A lot of unknowns still remain, but officials at the meeting say this will be a jail.

"I think detention center is just an attempt at saying in nicer terms a jail or a prison," Koop said. "If it's anything like the other CCA CoreCivic facilities it'll be a private prison run by the private prison corporation."

CoreCivic is the company that brought the proposal to Elkhart County commissioners a few weeks ago.
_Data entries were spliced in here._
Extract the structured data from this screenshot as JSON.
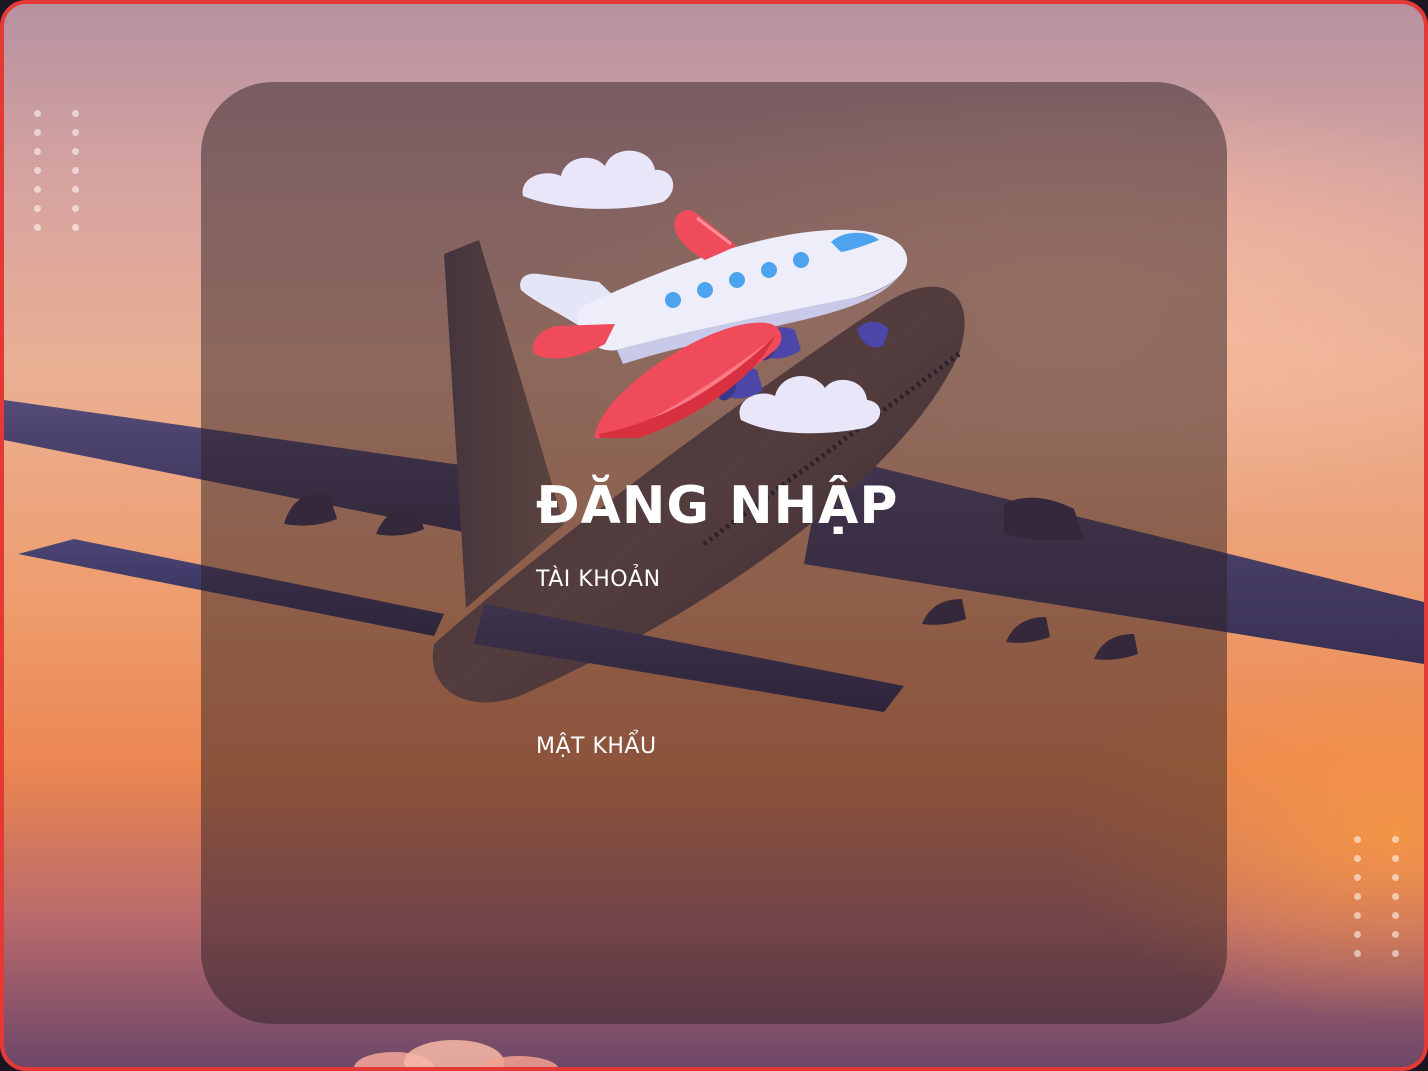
{
  "login": {
    "title": "ĐĂNG NHẬP",
    "username_label": "TÀI KHOẢN",
    "password_label": "MẬT KHẨU",
    "username_value": "",
    "password_value": ""
  },
  "icons": {
    "logo": "airplane-clouds-icon",
    "background": "airliner-sunset-photo"
  },
  "colors": {
    "border": "#e53935",
    "panel": "rgba(46,32,36,0.5)",
    "plane_red": "#ef4b5a",
    "plane_blue": "#4ea3f1",
    "cloud": "#eae9f8",
    "text": "#ffffff"
  }
}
According to commissioners the facility is not supposed to be privately operated, but it will be privately built.

County commissioners also said the proposed facility would have 800 to 1,200 beds used for people who are convicted of crimes, awaiting deportation.

Thursday night everyone in attendance made their voices heard by writing letters to the Elkhart County commissioners.

"You're basically telling people that they're not welcome here and that 's not how America is, that's not how the people I know are," said Ortiz.

"If we continue to keep the momentum going I think there's a good chance this company will see that it's not even worth its while to pursue an application and that's our goal," said Aguirre.

According to Aguirre, the ACLU has been fighting proposed detention facilities in communities in Michigan, Wisconsin Minnesota and Wyoming so he believes this could become a national movement.

No official decision has been made on the facility, but it's expected after the new year.